If Davis looked like a smooth operator up there — with her pink sneakers, coolly declining to hear senators’s questions — it’s because she’s been butting heads with Texas’s Republican leadership for years. In 2011, the New York Times published a Texas Tribune profile of Davis called “A Filibuster Creates an Overnight Celebrity,” after she filibustered a school finance plan that would have left public schools $4 billion short.
A former Fort Worth City Council member, Davis has the kind of backstory Lifetime producers dream about.
She was raised in Richland Hills by a mother with a sixth-grade education who supported her four children by working at a Braum’s ice cream shop. By 14, Ms. Davis was selling subscriptions to The Fort Worth Star-Telegram and working at an Orange Julius in a shopping-mall food court.

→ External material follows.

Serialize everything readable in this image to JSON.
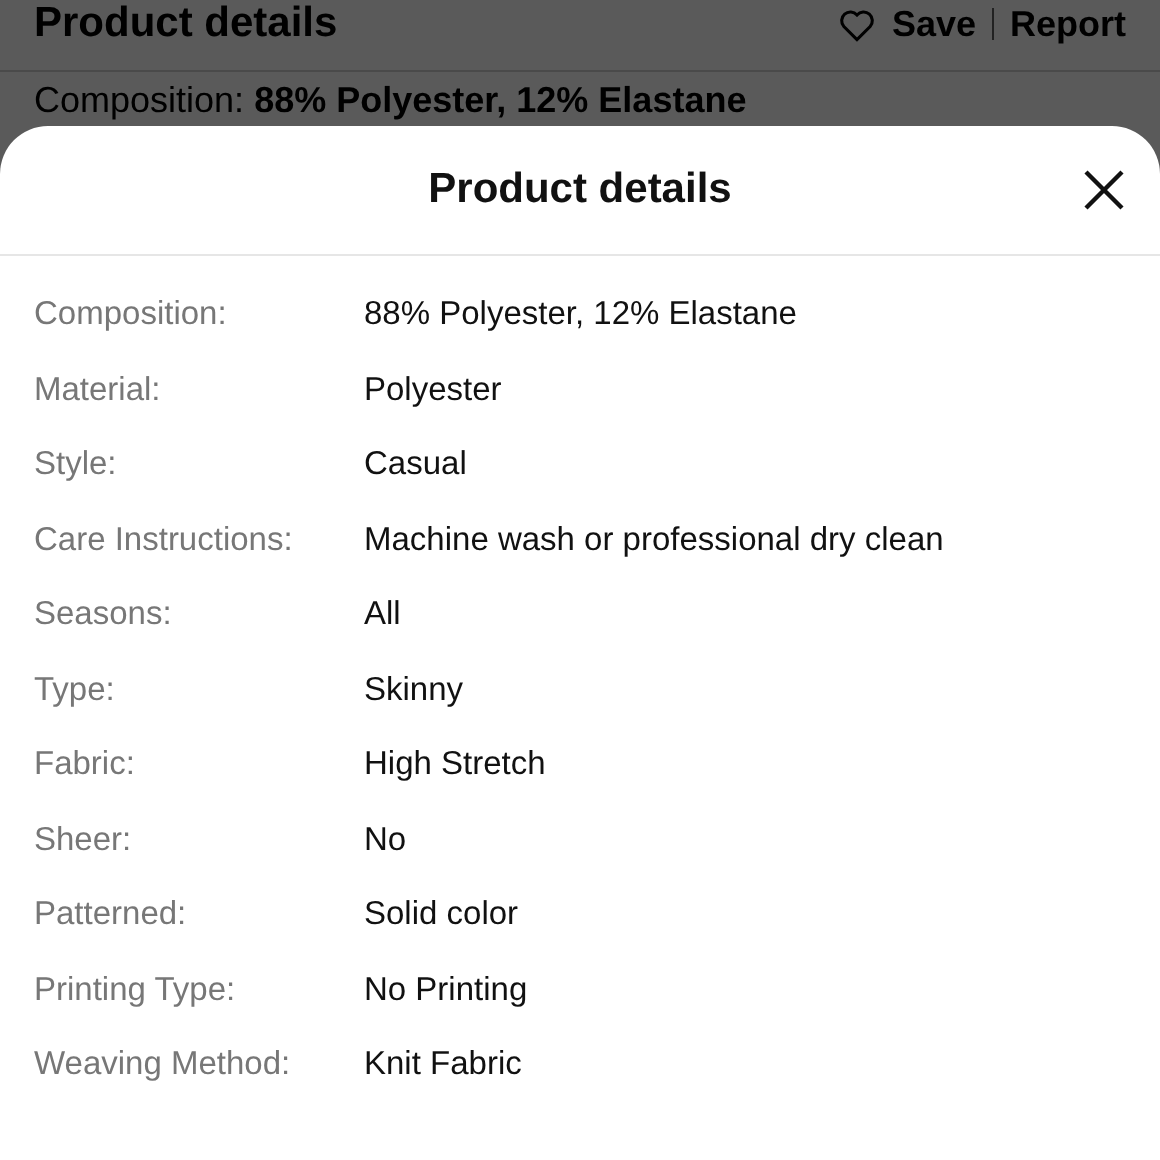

By 19, she had gotten married and divorced and was living in a trailer park with her baby daughter. “We were,” she said, “the working poor.” Despite her circumstances, Ms. Davis finished high school, junior college and Texas Christian University, where she graduated first in her class. She remarried and had a second daughter. And she was admitted to Harvard Law, where she spent the next three years commuting between Boston and Fort Worth.
The Times says Davis has “fashion-icon status” but “has ruffled some feathers speaking out against an environment she says is often hostile to women.” (She now has several thousand witnesses on this one.) Her outspokenness comes at a high political cost, too. Republicans redrew her district to make reelection all but impossible (it was later thrown out by a federal court), and the state’s Republican leaders publicly wrote her 2011 filibuster off as ambitious, attention-seeking, and “false bravado.” Governor Rick Perry called it “showboating,” which was a lot, coming from a guy then denouncing gays while wearing a barn jacket. A mentally unstable man firebombed her office. Comparatively, it makes thirteen hours on her feet look like nothing.